Run Daemons as Unique Users
For daemons that start with elevated privileges and then drop privileges, you should always use a locally unique user ID for your program. If you use some standard UID such as
nobody, then any other process running with that same UID can interact with your program, either directly through interprocess communication, or indirectly by altering configuration files. Thus, if someone hijacks another daemon on the same server, they can then interfere with your daemon; or, conversely, if someone hijacks your daemon, they can use it to interfere with other daemons on the server.
You can use Open Directory services to obtain a locally unique UID. Note that UIDs from 0 through 500 are reserved for use by the system.
Start Other Processes Safely
When it comes to security, not all APIs for running external tools are created equal. In particular:
Avoid the POSIX
system(3) function. Its simplicity makes it a tempting choice, but also makes it much more dangerous than other functions. When you use
system, you become responsible for completely sanitizing the entire command, which means protecting any characters that are treated as special by the shell. You are responsible for understanding and correctly using the shell’s quoting rules, knowing which characters are interpreted within each type of quotation marks, and so on. This is no small feat even for expert shell script programmers, and is strongly inadvisable for everyone else. Bluntly put, you will get it wrong.
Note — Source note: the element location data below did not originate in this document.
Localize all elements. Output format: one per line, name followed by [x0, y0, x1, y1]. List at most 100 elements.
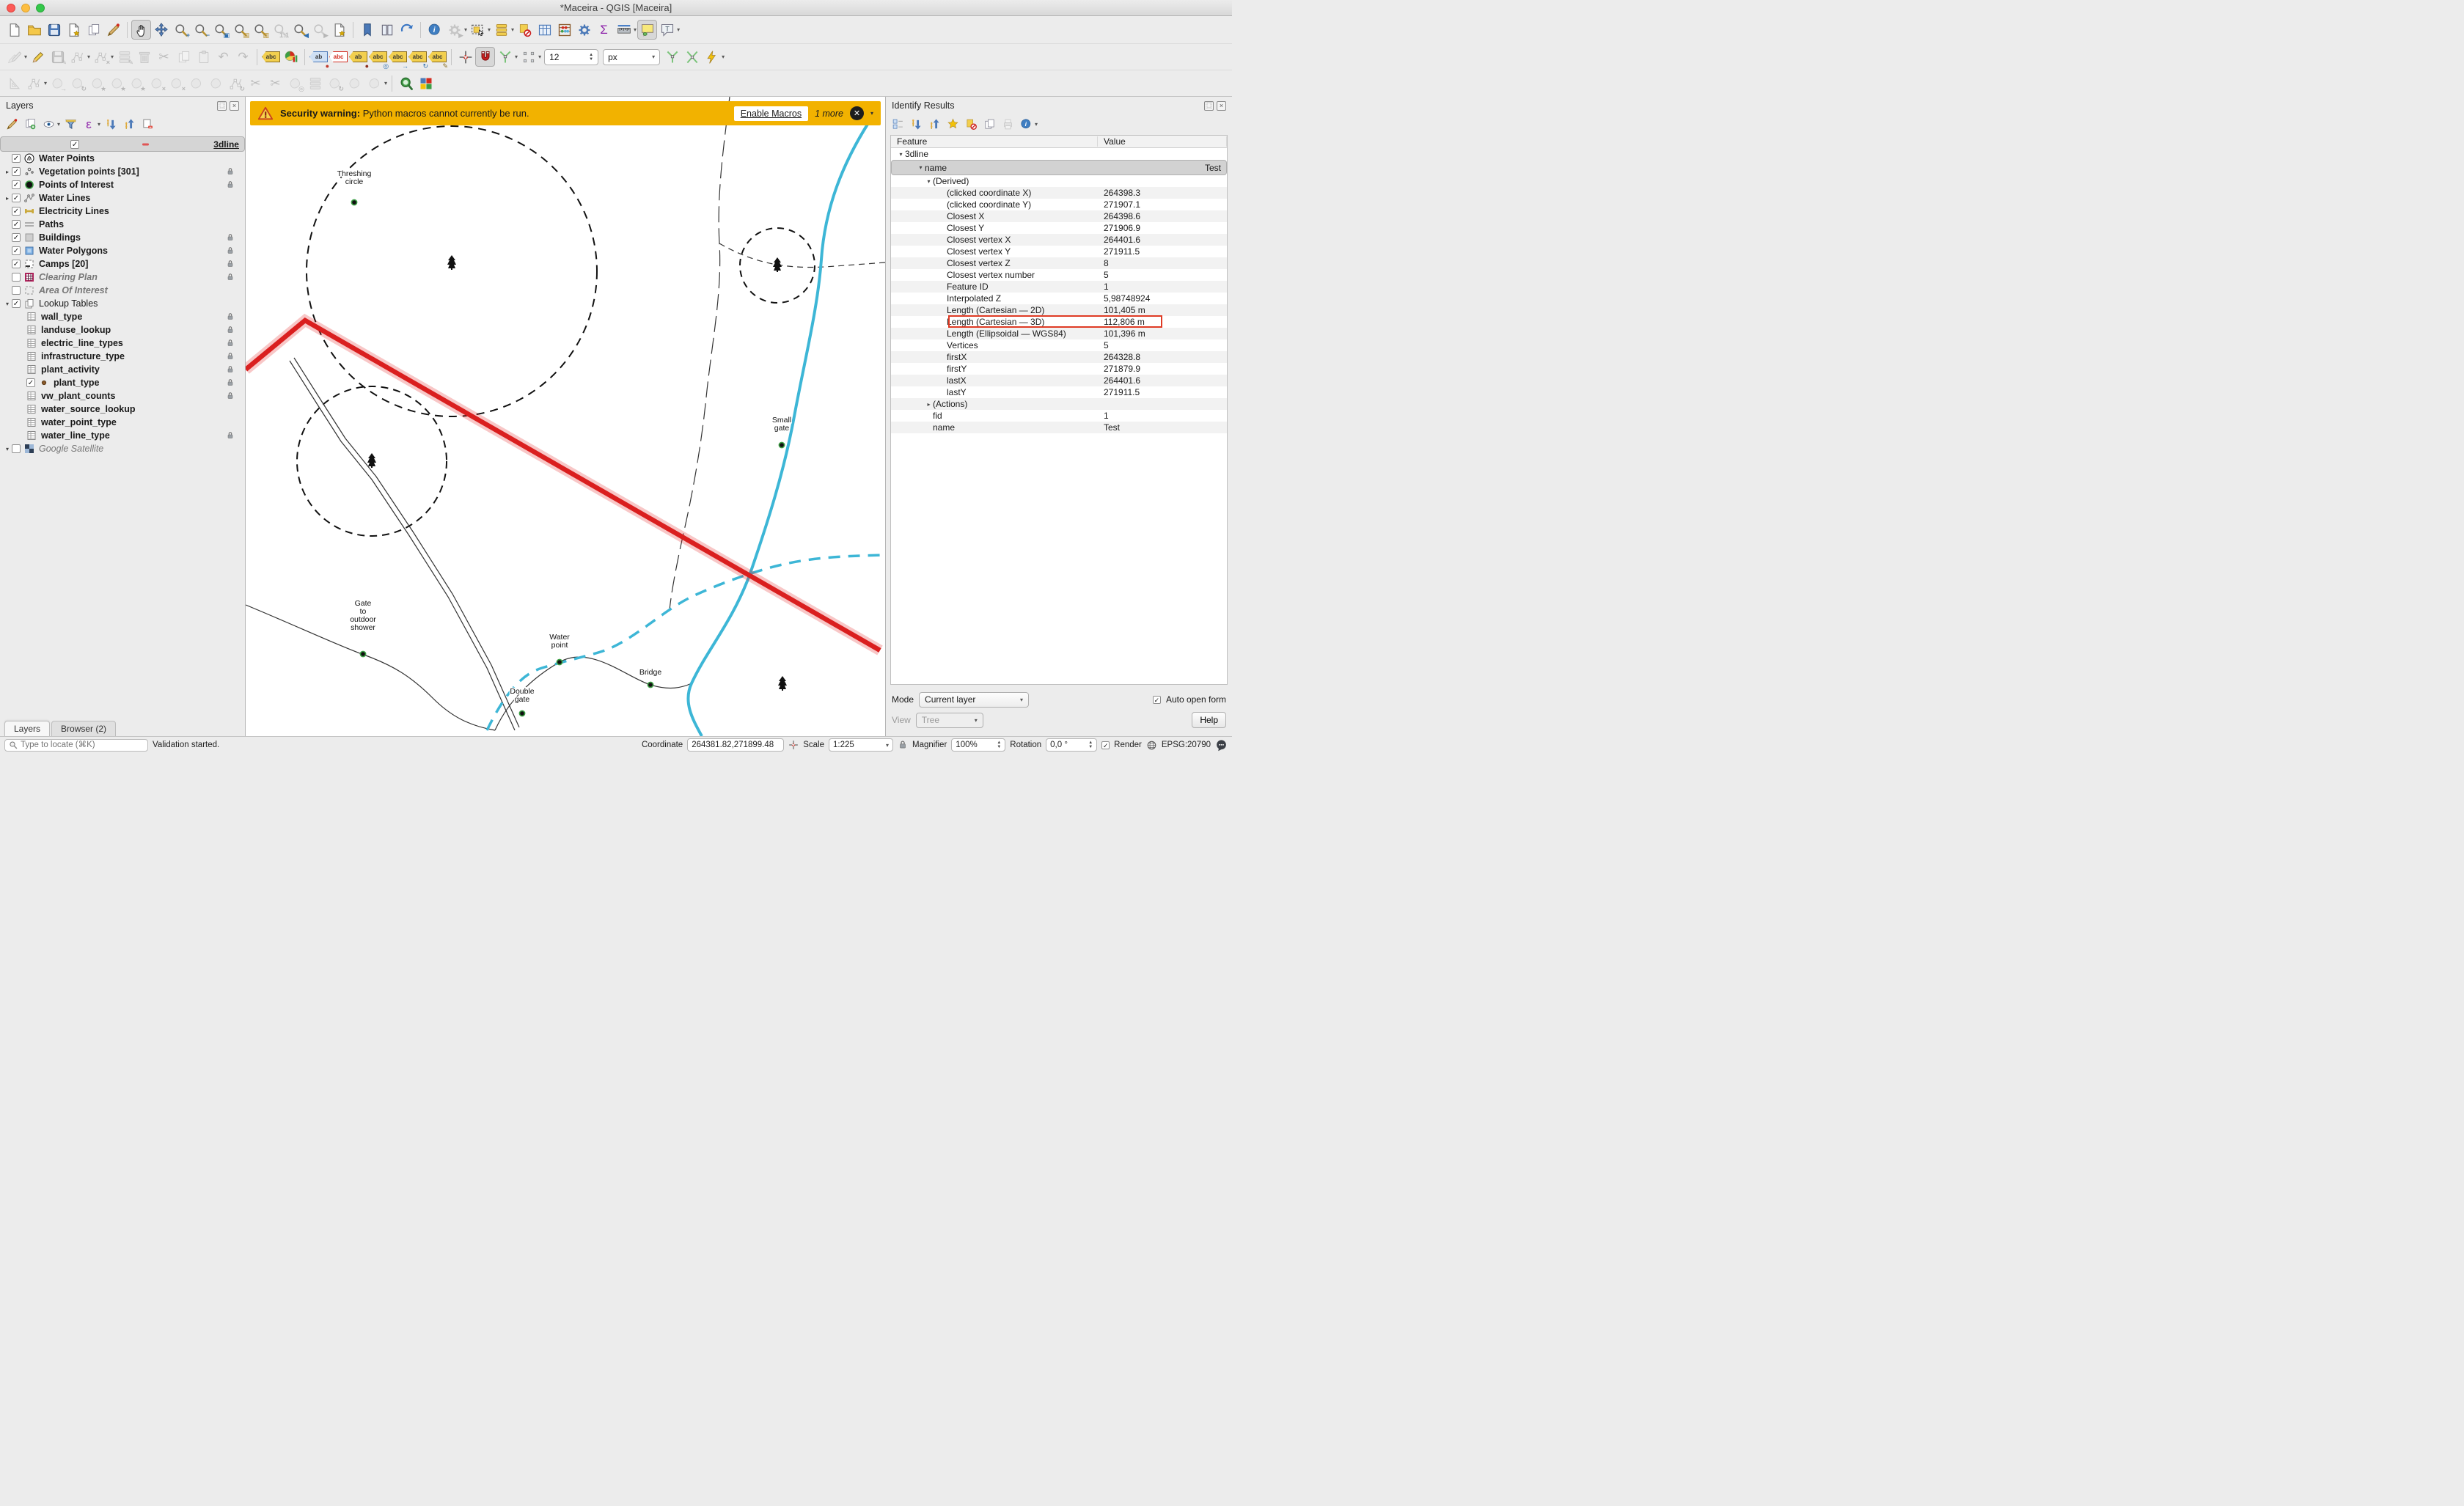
cad-tools-icon[interactable] — [4, 73, 24, 93]
snapping-tolerance[interactable]: 12▲▼ — [544, 49, 598, 65]
text-annotation-icon[interactable] — [657, 20, 677, 40]
identify-row-length-cartesian-3d-[interactable]: Length (Cartesian — 3D) 112,806 m — [891, 316, 1227, 328]
select-features-dropdown-icon[interactable]: ▾ — [488, 26, 491, 33]
zoom-last-icon[interactable]: ◀ — [290, 20, 309, 40]
column-header-feature[interactable]: Feature — [891, 136, 1098, 147]
layer-item-lookup-tables[interactable]: ▾✓Lookup Tables — [0, 297, 245, 310]
layer-diagram-options-icon[interactable] — [281, 47, 301, 67]
snapping-crosshair-icon[interactable] — [455, 47, 475, 67]
expand-new-results-icon[interactable] — [944, 115, 961, 133]
tolerance-units[interactable]: px▾ — [603, 49, 660, 65]
avoid-intersections-icon[interactable] — [682, 47, 702, 67]
modify-attributes-icon[interactable]: ✎ — [114, 47, 134, 67]
digitize-with-segment-icon[interactable] — [67, 47, 87, 67]
layer-item-points-of-interest[interactable]: ✓Points of Interest — [0, 178, 245, 191]
zoom-next-icon[interactable]: ▶ — [309, 20, 329, 40]
column-header-value[interactable]: Value — [1098, 136, 1227, 147]
banner-dropdown-icon[interactable]: ▾ — [870, 110, 873, 117]
banner-close-icon[interactable]: ✕ — [850, 106, 864, 120]
vertex-tool-dropdown-icon[interactable]: ▾ — [111, 54, 114, 60]
toggle-extents-icon[interactable] — [788, 740, 799, 750]
identify-mode-icon[interactable] — [1017, 115, 1035, 133]
new-print-layout-icon[interactable] — [64, 20, 84, 40]
identify-mode-dropdown-icon[interactable]: ▾ — [1035, 121, 1038, 128]
remove-layer-icon[interactable] — [139, 115, 156, 133]
measure-dropdown-icon[interactable]: ▾ — [634, 26, 637, 33]
refresh-map-icon[interactable] — [397, 20, 417, 40]
identify-row-vertices[interactable]: Vertices 5 — [891, 339, 1227, 351]
close-panel-icon[interactable]: × — [1217, 101, 1226, 111]
run-feature-action-icon[interactable]: ▶ — [444, 20, 464, 40]
print-response-icon[interactable] — [999, 115, 1016, 133]
expander-icon[interactable]: ▸ — [3, 169, 12, 175]
simplify-feature-icon[interactable]: ★ — [87, 73, 107, 93]
filter-by-expression-dropdown-icon[interactable]: ▾ — [98, 121, 100, 128]
layer-visibility-checkbox[interactable]: ✓ — [12, 180, 21, 189]
messages-icon[interactable] — [1215, 739, 1228, 752]
layer-item-paths[interactable]: ✓Paths — [0, 218, 245, 231]
banner-more-link[interactable]: 1 more — [815, 109, 843, 119]
new-map-view-icon[interactable] — [329, 20, 349, 40]
layer-item-area-of-interest[interactable]: Area Of Interest — [0, 284, 245, 297]
identify-row-firstx[interactable]: firstX 264328.8 — [891, 351, 1227, 363]
map-canvas[interactable]: Security warning: Python macros cannot c… — [246, 97, 885, 736]
identify-row-closest-x[interactable]: Closest X 264398.6 — [891, 210, 1227, 222]
statistical-summary-icon[interactable]: Σ — [594, 20, 614, 40]
digitize-with-segment-dropdown-icon[interactable]: ▾ — [87, 54, 90, 60]
style-manager-icon[interactable] — [103, 20, 123, 40]
layer-item-vw-plant-counts[interactable]: vw_plant_counts — [0, 389, 245, 403]
current-edits-icon[interactable] — [4, 47, 24, 67]
layer-item-buildings[interactable]: ✓Buildings — [0, 231, 245, 244]
identify-row--derived-[interactable]: ▾ (Derived) — [891, 175, 1227, 187]
layer-item-infrastructure-type[interactable]: infrastructure_type — [0, 350, 245, 363]
layer-item-wall-type[interactable]: wall_type — [0, 310, 245, 323]
offset-point-symbol-icon[interactable] — [345, 73, 364, 93]
circular-string-dropdown-icon[interactable]: ▾ — [44, 80, 47, 87]
toggle-editing-icon[interactable] — [28, 47, 48, 67]
current-edits-dropdown-icon[interactable]: ▾ — [24, 54, 27, 60]
offset-curve-icon[interactable]: ↻ — [226, 73, 246, 93]
mode-select[interactable]: Current layer▾ — [919, 692, 1029, 708]
layer-item-water-points[interactable]: ✓Water Points — [0, 152, 245, 165]
change-label-icon[interactable]: abc✎ — [428, 47, 447, 67]
map-tips-icon[interactable] — [637, 20, 657, 40]
layer-visibility-checkbox[interactable]: ✓ — [12, 233, 21, 242]
open-form-view-icon[interactable] — [889, 115, 906, 133]
tab-layers[interactable]: Layers — [4, 721, 50, 736]
select-features-icon[interactable] — [468, 20, 488, 40]
layer-visibility-checkbox[interactable]: ✓ — [12, 220, 21, 229]
layer-item-google-satellite[interactable]: ▾Google Satellite — [0, 442, 245, 455]
layer-item-water-line-type[interactable]: water_line_type — [0, 429, 245, 442]
view-select[interactable]: Tree▾ — [916, 713, 983, 728]
trim-extend-icon[interactable] — [364, 73, 384, 93]
layer-visibility-checkbox[interactable] — [12, 444, 21, 453]
layer-item-plant-type[interactable]: ✓plant_type — [0, 376, 245, 389]
split-parts-icon[interactable]: ✂ — [265, 73, 285, 93]
layer-item-water-point-type[interactable]: water_point_type — [0, 416, 245, 429]
add-ring-icon[interactable]: ★ — [107, 73, 127, 93]
move-feature-icon[interactable]: → — [48, 73, 67, 93]
show-spatial-bookmarks-icon[interactable] — [377, 20, 397, 40]
osm-place-search-icon[interactable] — [396, 73, 416, 93]
tab-browser-2-[interactable]: Browser (2) — [51, 721, 116, 736]
snap-to-vertex-dropdown-icon[interactable]: ▾ — [515, 54, 518, 60]
identify-row-length-ellipsoidal-wgs84-[interactable]: Length (Ellipsoidal — WGS84) 101,396 m — [891, 328, 1227, 339]
project-save-icon[interactable] — [44, 20, 64, 40]
identify-row-feature-id[interactable]: Feature ID 1 — [891, 281, 1227, 293]
circular-string-icon[interactable] — [24, 73, 44, 93]
delete-ring-icon[interactable]: × — [166, 73, 186, 93]
move-label-icon[interactable]: abc→ — [388, 47, 408, 67]
cut-features-icon[interactable]: ✂ — [154, 47, 174, 67]
zoom-native-icon[interactable]: 1:1 — [270, 20, 290, 40]
auto-open-form-checkbox[interactable]: ✓ — [1153, 696, 1161, 704]
collapse-all-icon[interactable] — [120, 115, 138, 133]
layer-item-vegetation-points-301-[interactable]: ▸✓Vegetation points [301] — [0, 165, 245, 178]
manage-map-themes-icon[interactable] — [40, 115, 57, 133]
run-feature-action-dropdown-icon[interactable]: ▾ — [464, 26, 467, 33]
layer-item-water-lines[interactable]: ▸✓Water Lines — [0, 191, 245, 205]
expand-tree-icon[interactable] — [907, 115, 925, 133]
help-button[interactable]: Help — [1192, 712, 1226, 728]
highlight-pinned-labels-icon[interactable]: abc — [329, 47, 348, 67]
paste-features-icon[interactable] — [194, 47, 213, 67]
undo-icon[interactable]: ↶ — [213, 47, 233, 67]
Set up your own environment correctly ahead of time. Many APIs search for the tool you want to run in locations specified by the
PATH environment variable. If an attacker can modify that variable, the attacker can potentially trick your app into starting a different tool and running it as the current user.
You can avoid this problem by either explicitly setting the
PATH environment variable yourself or by avoiding variants of
posix_spawn(2) that use the
PATH environment variable to search for executables.
Use absolute paths where possible, or relative paths if absolute paths are not available. By explicitly specifying a path to an executable rather than just its name, the
PATH environment variable is not consulted when the OS determines which tool to run.